Français à Shanghai, 1849-1946

© Chine Informations - La Rédaction
   

Dès le XVIe siècle, les jésuites - le plus célèbre d'entre eux est le père Matteo Ricci (1552-1610) - sont présents en Chine, où leur rôle est déterminant dans le dialogue qui s'instaure, sous l'empire des Ming, avec l'Occident. 

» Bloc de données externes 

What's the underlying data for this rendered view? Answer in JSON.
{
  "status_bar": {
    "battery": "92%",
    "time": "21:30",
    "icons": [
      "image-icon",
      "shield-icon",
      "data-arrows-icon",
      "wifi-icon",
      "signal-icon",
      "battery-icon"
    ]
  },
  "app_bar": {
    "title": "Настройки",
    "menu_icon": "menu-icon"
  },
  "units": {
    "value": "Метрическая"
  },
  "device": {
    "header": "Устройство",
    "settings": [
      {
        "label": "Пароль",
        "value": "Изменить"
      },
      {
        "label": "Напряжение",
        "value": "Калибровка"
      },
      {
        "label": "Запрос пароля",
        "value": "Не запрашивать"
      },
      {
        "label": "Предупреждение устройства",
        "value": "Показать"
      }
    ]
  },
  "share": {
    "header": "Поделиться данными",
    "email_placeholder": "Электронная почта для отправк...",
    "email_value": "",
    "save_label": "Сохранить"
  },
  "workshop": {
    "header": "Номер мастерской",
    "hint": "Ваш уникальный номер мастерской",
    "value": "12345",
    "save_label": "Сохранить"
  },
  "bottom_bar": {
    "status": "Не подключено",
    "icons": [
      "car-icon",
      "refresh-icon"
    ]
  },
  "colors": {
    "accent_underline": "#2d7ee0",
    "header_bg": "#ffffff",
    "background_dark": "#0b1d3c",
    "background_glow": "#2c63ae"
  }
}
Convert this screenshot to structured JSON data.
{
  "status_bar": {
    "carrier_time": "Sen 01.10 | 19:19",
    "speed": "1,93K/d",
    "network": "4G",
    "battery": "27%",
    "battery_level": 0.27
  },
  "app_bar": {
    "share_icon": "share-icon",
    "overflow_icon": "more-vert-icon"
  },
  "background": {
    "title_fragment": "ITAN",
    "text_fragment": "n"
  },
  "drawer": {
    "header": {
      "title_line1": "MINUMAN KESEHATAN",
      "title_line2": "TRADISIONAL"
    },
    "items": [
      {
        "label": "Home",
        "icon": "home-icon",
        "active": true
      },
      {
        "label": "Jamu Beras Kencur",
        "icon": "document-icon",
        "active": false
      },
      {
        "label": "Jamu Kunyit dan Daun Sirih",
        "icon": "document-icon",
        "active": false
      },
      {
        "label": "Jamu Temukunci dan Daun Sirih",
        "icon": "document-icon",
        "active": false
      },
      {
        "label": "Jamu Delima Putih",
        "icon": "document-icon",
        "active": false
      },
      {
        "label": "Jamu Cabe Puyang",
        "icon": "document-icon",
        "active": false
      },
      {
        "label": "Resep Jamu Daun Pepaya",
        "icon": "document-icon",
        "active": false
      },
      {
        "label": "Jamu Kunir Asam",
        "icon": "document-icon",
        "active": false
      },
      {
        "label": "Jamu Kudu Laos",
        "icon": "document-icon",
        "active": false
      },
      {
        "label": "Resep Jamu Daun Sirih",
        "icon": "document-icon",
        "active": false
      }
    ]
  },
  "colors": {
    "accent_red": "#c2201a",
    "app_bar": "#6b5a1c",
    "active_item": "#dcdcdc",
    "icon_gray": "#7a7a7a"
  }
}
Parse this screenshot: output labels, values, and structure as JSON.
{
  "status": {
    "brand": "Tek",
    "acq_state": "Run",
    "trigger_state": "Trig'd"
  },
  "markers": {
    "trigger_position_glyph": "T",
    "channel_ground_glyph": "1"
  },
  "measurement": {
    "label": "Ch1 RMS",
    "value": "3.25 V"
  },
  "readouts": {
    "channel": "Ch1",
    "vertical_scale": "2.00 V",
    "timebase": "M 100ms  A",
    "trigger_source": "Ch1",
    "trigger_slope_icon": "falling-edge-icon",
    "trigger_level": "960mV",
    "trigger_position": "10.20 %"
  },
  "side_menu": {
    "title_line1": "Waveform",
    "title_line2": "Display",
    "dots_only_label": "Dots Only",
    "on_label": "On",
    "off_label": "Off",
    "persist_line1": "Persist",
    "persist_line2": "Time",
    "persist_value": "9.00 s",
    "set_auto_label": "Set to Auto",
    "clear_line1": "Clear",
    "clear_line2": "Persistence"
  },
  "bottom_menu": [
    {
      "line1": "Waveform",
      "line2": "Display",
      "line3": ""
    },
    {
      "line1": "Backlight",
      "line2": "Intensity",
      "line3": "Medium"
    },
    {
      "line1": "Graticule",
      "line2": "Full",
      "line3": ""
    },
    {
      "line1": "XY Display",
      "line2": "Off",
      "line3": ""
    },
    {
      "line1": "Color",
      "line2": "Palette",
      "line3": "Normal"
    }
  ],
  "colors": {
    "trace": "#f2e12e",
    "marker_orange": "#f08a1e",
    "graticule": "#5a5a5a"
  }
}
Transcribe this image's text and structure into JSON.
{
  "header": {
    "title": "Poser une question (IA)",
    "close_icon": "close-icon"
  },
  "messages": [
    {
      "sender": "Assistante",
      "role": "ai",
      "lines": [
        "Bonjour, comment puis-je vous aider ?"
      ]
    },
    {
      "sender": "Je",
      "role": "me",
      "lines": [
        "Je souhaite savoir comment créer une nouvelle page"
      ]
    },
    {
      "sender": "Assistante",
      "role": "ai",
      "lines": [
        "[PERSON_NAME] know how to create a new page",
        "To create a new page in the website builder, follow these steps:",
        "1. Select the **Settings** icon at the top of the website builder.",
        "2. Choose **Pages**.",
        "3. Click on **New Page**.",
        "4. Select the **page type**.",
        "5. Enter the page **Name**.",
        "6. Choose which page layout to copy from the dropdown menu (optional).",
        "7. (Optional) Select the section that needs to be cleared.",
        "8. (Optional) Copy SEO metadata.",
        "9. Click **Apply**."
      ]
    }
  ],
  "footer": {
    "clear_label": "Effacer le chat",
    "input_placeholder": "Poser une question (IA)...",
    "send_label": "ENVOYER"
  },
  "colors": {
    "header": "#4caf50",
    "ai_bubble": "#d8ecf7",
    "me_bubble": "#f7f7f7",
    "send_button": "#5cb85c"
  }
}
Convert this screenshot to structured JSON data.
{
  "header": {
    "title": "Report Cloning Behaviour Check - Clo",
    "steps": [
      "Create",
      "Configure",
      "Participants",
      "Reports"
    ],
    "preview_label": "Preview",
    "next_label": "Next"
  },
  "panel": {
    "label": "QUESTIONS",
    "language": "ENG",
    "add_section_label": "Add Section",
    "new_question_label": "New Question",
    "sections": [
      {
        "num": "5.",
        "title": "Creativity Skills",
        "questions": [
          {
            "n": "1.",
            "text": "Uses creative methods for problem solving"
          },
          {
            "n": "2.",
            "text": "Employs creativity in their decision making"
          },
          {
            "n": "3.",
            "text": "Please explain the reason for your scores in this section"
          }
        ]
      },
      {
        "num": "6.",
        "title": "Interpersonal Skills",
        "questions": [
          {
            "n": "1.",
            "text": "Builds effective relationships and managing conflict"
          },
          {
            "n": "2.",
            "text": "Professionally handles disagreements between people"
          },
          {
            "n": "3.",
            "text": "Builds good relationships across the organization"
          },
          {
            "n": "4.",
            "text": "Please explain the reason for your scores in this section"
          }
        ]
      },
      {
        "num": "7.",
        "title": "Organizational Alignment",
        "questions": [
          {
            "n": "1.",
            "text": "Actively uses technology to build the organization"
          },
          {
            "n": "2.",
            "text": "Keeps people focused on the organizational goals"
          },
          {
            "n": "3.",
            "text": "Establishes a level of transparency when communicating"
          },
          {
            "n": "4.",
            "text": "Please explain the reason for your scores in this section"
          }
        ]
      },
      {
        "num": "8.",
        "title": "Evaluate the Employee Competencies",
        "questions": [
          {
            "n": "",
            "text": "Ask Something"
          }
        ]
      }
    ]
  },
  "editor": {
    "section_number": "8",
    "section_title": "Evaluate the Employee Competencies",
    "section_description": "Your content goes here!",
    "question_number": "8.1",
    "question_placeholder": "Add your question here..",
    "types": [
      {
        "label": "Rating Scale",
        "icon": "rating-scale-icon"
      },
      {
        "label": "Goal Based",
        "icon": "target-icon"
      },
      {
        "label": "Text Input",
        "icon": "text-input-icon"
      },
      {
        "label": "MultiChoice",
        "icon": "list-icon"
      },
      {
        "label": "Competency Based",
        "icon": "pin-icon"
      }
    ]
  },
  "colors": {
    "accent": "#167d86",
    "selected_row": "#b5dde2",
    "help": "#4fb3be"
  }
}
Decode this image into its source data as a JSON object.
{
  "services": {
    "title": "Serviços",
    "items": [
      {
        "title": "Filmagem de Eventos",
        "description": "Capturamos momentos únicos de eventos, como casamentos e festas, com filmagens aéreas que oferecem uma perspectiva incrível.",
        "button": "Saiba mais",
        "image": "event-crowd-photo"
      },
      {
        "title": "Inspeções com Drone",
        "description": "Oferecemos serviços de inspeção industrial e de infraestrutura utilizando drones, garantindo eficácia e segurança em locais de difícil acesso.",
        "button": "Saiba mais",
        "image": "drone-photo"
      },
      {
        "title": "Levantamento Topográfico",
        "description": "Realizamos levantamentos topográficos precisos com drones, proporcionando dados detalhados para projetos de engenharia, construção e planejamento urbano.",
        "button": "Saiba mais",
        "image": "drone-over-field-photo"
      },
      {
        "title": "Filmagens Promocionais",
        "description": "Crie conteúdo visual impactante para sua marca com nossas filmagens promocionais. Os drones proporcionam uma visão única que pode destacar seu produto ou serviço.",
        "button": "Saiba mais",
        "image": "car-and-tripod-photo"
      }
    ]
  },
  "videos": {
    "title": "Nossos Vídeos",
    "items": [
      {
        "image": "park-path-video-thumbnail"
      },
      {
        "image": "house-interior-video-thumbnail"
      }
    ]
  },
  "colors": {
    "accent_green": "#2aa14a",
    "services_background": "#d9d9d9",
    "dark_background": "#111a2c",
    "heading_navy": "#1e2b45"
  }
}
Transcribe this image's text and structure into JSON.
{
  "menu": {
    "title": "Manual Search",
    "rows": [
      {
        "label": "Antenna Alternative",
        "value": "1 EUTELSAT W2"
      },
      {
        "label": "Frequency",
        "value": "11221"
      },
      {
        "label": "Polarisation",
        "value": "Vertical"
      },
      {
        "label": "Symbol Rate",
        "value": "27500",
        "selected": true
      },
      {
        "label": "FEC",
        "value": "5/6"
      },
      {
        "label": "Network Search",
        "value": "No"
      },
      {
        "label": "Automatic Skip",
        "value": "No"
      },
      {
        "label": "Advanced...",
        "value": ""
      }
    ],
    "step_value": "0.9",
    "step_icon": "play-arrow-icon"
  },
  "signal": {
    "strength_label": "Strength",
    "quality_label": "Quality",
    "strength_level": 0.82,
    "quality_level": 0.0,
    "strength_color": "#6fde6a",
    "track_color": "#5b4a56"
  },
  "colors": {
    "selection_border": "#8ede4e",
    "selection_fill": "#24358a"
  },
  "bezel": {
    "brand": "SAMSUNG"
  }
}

(miniature) carte ancienne Chine carte ancienne Chine

Certes l'échange n'est pas exempt d'ambiguïtés et de malentendus mais l'Europe érudite des XVII-XVIIIe siècles leur doit une initiation à la civilisation chinoise, et la Chine une ouverture sur la pensée et les techniques occidentales. Habiles à capter l'attention des mandarins de la cour impériale par leurs connaissances linguistiques et scientifiques, ils ont maintenu leur présence jusqu'à la suppression de l'ordre en 1773. Ils reviendront en Chine au lendemain du coup de force de la Guerre de l'opium, et particulièrement à Shanghai, où ils précèdent en 1840, le personnel consulaire.

(miniature) Jésuites de Chine Jésuites de Chine

Mais la fascination qu'exerce la Chine sur l'Occident obéit aussi à des motivations plus prosaïques : la volonté d'exploiter l'immense marché chinois et de concurrencer l'Angleterre sur ce terrain, suscite les premières initiatives en matière commerciale. La Compagnie française des Indes orientales, créée en 1664, a établi, comme ses consœurs anglaise et hollandaise, un comptoir à Canton, seul port alors ouvert aux occidentaux, où convergent tous les réseaux commerciaux. Les échanges y sont autorisés mais les Européens doivent recourir à un intermédiaire, le négociant de l'Empereur (1702), remplacé en 1722 par une nouvelle institution le cohong. Les marchands français achètent surtout du thé, de la porcelaine, des soies, du papiers. Le sentiment général est que la Chine se suffit à elle-même et n'a guère à gagner à s'ouvrir aux appétits du commerce étranger.

La création éphémère d'un consulat à Canton en 1776 marque la volonté de soutenir les entreprises commerciales françaises. Mais le temps n'est pas encore venu pour des relations diplomatiques et consulaires régulières. Consuls et diplomates occidentaux restent absents de Chine jusqu'à la Guerre de l'Opium.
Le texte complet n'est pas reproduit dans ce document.